Final answer:
Jews were the main victims of hysteria during the Black Death, facing persecution based on false accusations. Other marginalized groups also suffered, with financial tensions exacerbating the violence against them.
Step-by-step explanation:
Victims of Black Death Hysteria:
The group of people who became unwilling victims in the hysteria during the Black Death were the Jews. Due to rampant fear and a lack of understanding of the disease's actual causes, Jews were scapegoated and faced violent persecution, including massacres and the burning of their communities.
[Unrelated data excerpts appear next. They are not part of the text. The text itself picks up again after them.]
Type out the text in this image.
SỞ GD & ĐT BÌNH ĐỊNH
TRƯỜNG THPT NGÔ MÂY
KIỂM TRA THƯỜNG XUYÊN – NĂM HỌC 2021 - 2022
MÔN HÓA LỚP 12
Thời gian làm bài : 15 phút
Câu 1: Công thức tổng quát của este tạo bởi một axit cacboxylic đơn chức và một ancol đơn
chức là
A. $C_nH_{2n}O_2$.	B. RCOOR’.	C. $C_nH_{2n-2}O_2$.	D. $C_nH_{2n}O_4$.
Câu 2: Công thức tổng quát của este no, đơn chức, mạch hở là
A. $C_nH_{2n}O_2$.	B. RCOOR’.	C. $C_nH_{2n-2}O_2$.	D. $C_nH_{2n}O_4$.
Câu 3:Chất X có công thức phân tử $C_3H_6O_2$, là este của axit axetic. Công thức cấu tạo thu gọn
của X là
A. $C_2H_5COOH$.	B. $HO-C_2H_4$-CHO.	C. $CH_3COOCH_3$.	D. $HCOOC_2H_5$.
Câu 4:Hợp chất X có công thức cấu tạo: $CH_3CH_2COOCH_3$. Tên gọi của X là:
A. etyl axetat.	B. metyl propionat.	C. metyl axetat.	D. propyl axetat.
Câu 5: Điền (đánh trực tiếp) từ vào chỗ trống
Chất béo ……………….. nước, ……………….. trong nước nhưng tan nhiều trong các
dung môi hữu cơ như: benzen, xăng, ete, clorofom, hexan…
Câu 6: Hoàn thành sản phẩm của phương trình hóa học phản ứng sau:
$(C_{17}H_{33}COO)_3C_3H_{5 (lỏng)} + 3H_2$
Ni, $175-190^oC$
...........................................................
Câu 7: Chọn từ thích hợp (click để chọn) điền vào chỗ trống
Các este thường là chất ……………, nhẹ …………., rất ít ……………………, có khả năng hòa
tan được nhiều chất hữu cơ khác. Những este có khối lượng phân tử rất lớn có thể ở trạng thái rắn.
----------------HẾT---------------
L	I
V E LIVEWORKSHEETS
This anti-Semitism stemmed from false accusations, such as the poisoning of wells, and escalated in the face of mass mortality and social upheaval.
Moreover, various social minorities such as clerics, foreigners, and those afflicted with leprosy also faced heightened discrimination and violence. Medieval society, unable to comprehend the biological mechanisms of the plague, resorted to blaming marginalized groups for the catastrophe. Such social responses to the plague in medieval Europe were magnified by the fact that many among the poor and minorities were already in a disadvantaged state due to prior economic and famine-related stresses.
The attacks on the Jewish community were not only driven by misguided fear of the disease but were also financially motivated. Financial instability prior to the plague's arrival had resulted in burgeoning debt among non-Jewish citizens, leaving Jewish moneylenders as targets for community outlashes. This culminated in the destruction of debt records housed within Jewish archives during outbreaks of violence against them.